Nadie debería desear que el gobierno fracase. Estamos en una situación límite y no hay margen para retroceder más, tras diez años de experimentos y fracasos.
Así las cosas, establezcamos lo indispensable.
1. Cada poder del Estado debe ejercer su función. La función legislativa corresponde al Congreso, el gobierno cotidiano, a cinco años plazo, corresponde al Ejecutivo. Las facultades legislativas pueden ser delegadas al gobierno, en caso de extrema urgencia o de imperiosa necesidad. No parece ser el caso del paquete de propuestas enviado por el Ejecutivo al Congreso. Sin duda es aceptable -y probablemente obligatorio- otorgar facultades legislativas al gobierno en materia de seguridad ciudadana, de gestión de riesgos ante fenómenos naturales y de mejora sustancial de los servicios públicos. Agregaría algunos requerimientos de funcionalidad y desburocratización del Estado. No sé si haya más. Todo el resto debe seguir su curso constitucional. No debería haber motivo para un gran debate.
2. Dicho esto, es necesario que se comience a tener éxito en la lucha contra la criminalidad. Aunque hay señales de que eso puede estar sucediendo, la percepción global es que todavía la delincuencia domina el escenario. Modificar eso de aquí a fin de año es indispensable.
3. Igual es el tema del Fenómeno El Niño (ENSO) y del aquí llamado Niño Costero (que no es lo mismo). El gobierno no necesita demostrar que enfrenta y vence a la naturaleza, eso es simplemente absurdo. El gobierno necesita hacer las obras de emergencia indispensables, urgentes y factibles y preparar la estrategia y acciones de respuesta rápida que demuestren voluntad, decisión y eficacia frente a la contingencia. Luego de la emergencia, organizar y optimizar la vigilancia permanente, la educación social en materia de prevención y reacción en las temporadas de lluvias, la dotación y control de equipamiento suficiente a nivel regional y municipal y la ejecución de obras, con alcance de largo plazo, en las áreas especialmente vulnerables.
4. Del mismo modo y en plazo similar debe poder apreciarse una clara mejoría de los servicios públicos esenciales: saneamiento, educación y salud principalmente, con indicadores y metas indiscutibles.
Si en un año esto es perceptible, entonces la presidente podrá estar segura de que su gobierno está encaminado. Y la población también.

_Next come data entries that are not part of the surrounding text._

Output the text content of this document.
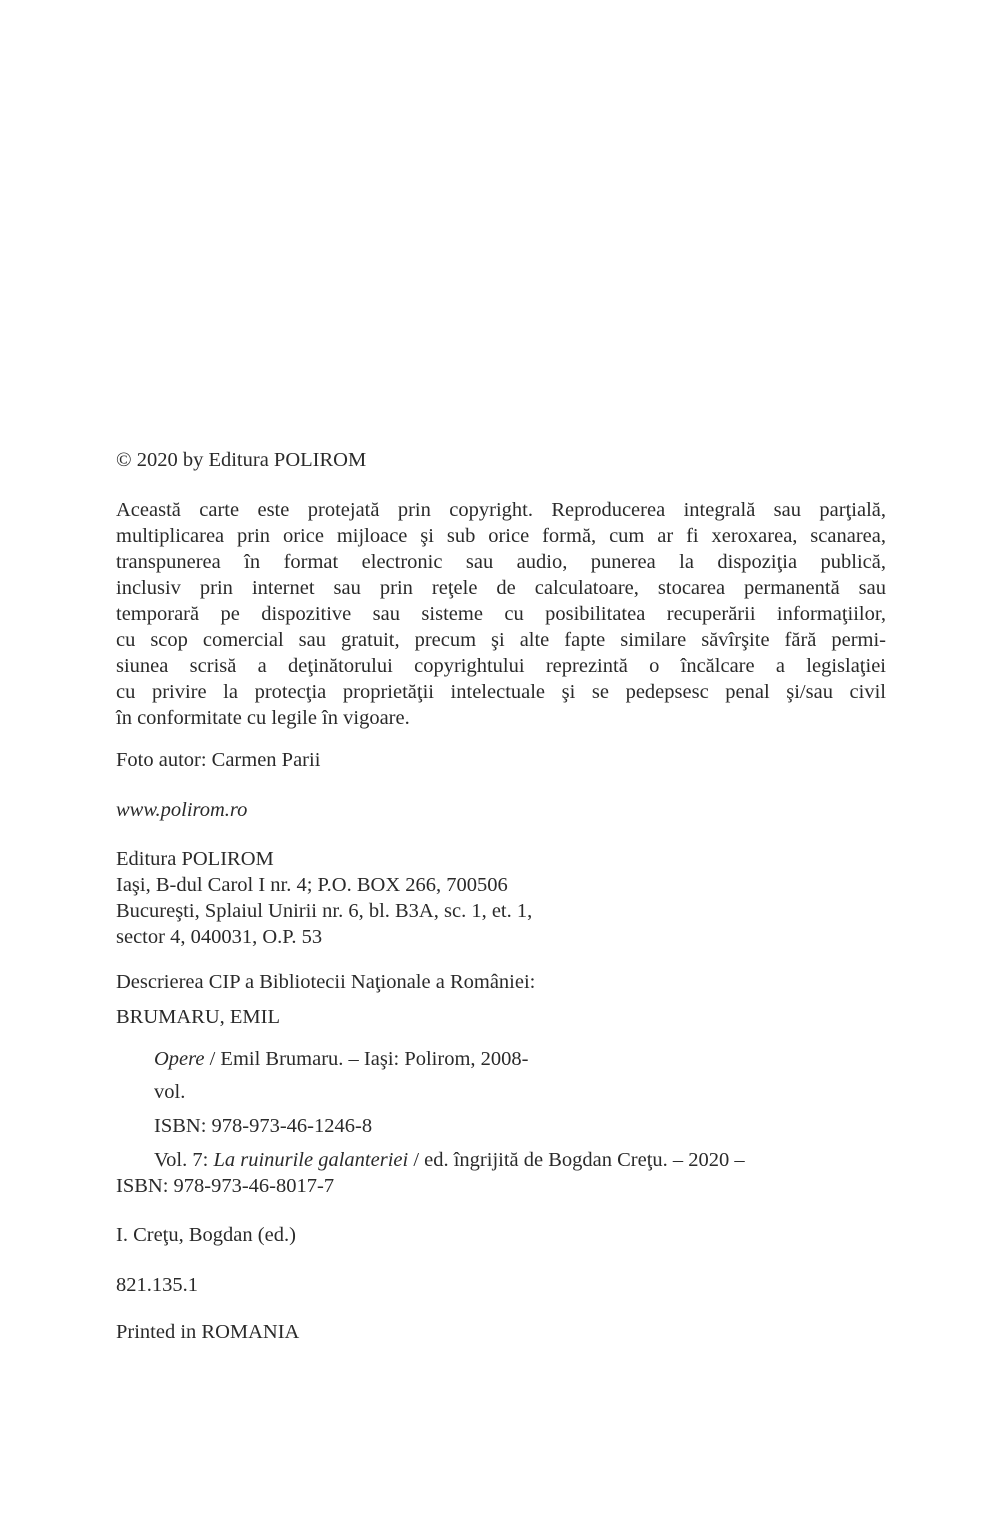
© 2020 by Editura POLIROM
Această carte este protejată prin copyright. Reproducerea integrală sau parţială,
multiplicarea prin orice mijloace şi sub orice formă, cum ar fi xeroxarea, scanarea,
transpunerea în format electronic sau audio, punerea la dispoziţia publică,
inclusiv prin internet sau prin reţele de calculatoare, stocarea permanentă sau
temporară pe dispozitive sau sisteme cu posibilitatea recuperării informaţiilor,
cu scop comercial sau gratuit, precum şi alte fapte similare săvîrşite fără permi-
siunea scrisă a deţinătorului copyrightului reprezintă o încălcare a legislaţiei
cu privire la protecţia proprietăţii intelectuale şi se pedepsesc penal şi/sau civil
în conformitate cu legile în vigoare.
Foto autor: Carmen Parii
www.polirom.ro
Editura POLIROM
Iaşi, B-dul Carol I nr. 4; P.O. BOX 266, 700506
Bucureşti, Splaiul Unirii nr. 6, bl. B3A, sc. 1, et. 1,
sector 4, 040031, O.P. 53
Descrierea CIP a Bibliotecii Naţionale a României:
BRUMARU, EMIL
Opere / Emil Brumaru. – Iaşi: Polirom, 2008-
vol.
ISBN: 978-973-46-1246-8
Vol. 7: La ruinurile galanteriei / ed. îngrijită de Bogdan Creţu. – 2020 –
ISBN: 978-973-46-8017-7
I. Creţu, Bogdan (ed.)
821.135.1
Printed in ROMANIA
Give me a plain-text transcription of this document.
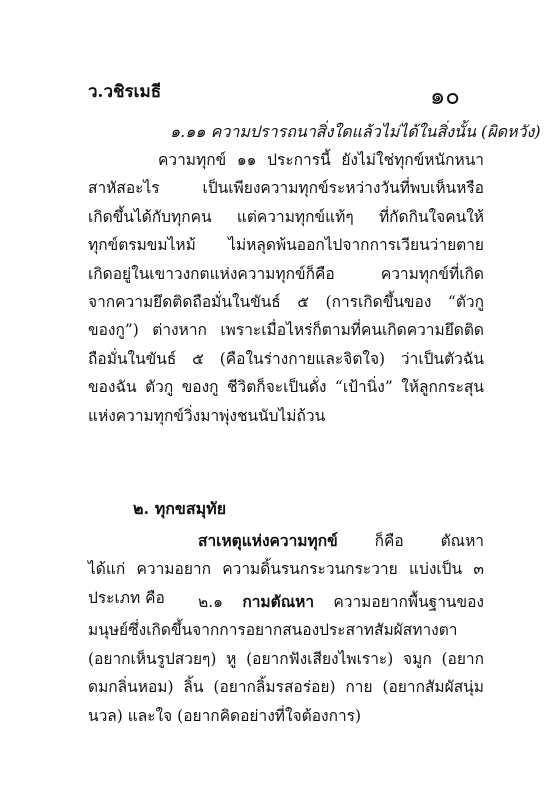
ว.วชิรเมธี	๑๐
๑.๑๑ ความปรารถนาสิ่งใดแล้วไม่ได้ในสิ่งนั้น (ผิดหวัง)
ความทุกข์ ๑๑ ประการนี้ ยังไม่ใช่ทุกข์หนักหนา
สาหัสอะไร เป็นเพียงความทุกข์ระหว่างวันที่พบเห็นหรือ
เกิดขึ้นได้กับทุกคน แต่ความทุกข์แท้ๆ ที่กัดกินใจคนให้
ทุกข์ตรมขมไหม้ ไม่หลุดพ้นออกไปจากการเวียนว่ายตาย
เกิดอยู่ในเขาวงกตแห่งความทุกข์ก็คือ ความทุกข์ที่เกิด
จากความยึดติดถือมั่นในขันธ์ ๕ (การเกิดขึ้นของ “ตัวกู
ของกู”) ต่างหาก เพราะเมื่อไหร่ก็ตามที่คนเกิดความยึดติด
ถือมั่นในขันธ์ ๕ (คือในร่างกายและจิตใจ) ว่าเป็นตัวฉัน
ของฉัน ตัวกู ของกู ชีวิตก็จะเป็นดั่ง “เป้านิ่ง” ให้ลูกกระสุน
แห่งความทุกข์วิ่งมาพุ่งชนนับไม่ถ้วน
๒. ทุกขสมุทัย
สาเหตุแห่งความทุกข์ ก็คือ ตัณหา
ได้แก่ ความอยาก ความดิ้นรนกระวนกระวาย แบ่งเป็น ๓
ประเภท คือ	๒.๑ กามตัณหา ความอยากพื้นฐานของ
มนุษย์ซึ่งเกิดขึ้นจากการอยากสนองประสาทสัมผัสทางตา
(อยากเห็นรูปสวยๆ) หู (อยากฟังเสียงไพเราะ) จมูก (อยาก
ดมกลิ่นหอม) ลิ้น (อยากลิ้มรสอร่อย) กาย (อยากสัมผัสนุ่ม
นวล) และใจ (อยากคิดอย่างที่ใจต้องการ)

Nadie está pidiendo milagros, basta cumplir con las expectativas mínimas de la sociedad.
No está mal que la presidente viaje al último rincón del país, siempre y cuando no olvide su misión principal: gobernar. No está mal que busque las mejores relaciones con el mundo. Está mal que establezca dependencias cuando debe establecer equilibrios beneficiosos para el país. Espá no está ayudando, Galarreta tampoco y quizá habría que sumar a Belaúnde.
Un ajuste del Gabinete debería estar en la lista de regalos de Año Nuevo… o de Carnavales. No es obligatorio pero los ministros siempre son fusibles, salvo que sean óptimos. Aún tienen tiempo si quieren mejorar.
León XIV dará un poco de aire fresco (o traerá un balón de oxígeno) con su visita y nunca está de más una bocanada.
La oposición debe cuidarse mucho de perfilarse obstruccionista. Lo está haciendo muy temprano y puede desgastarse muy pronto. También es su responsabilidad el equilibrio de poderes. El país reclama paz y calma, no le ofrezcamos guerra y tormenta.
Como decía el abuelito bueno:
– Tranquilízate Nieto. Recuerda que no te sientes cómodo al lado del Sendero.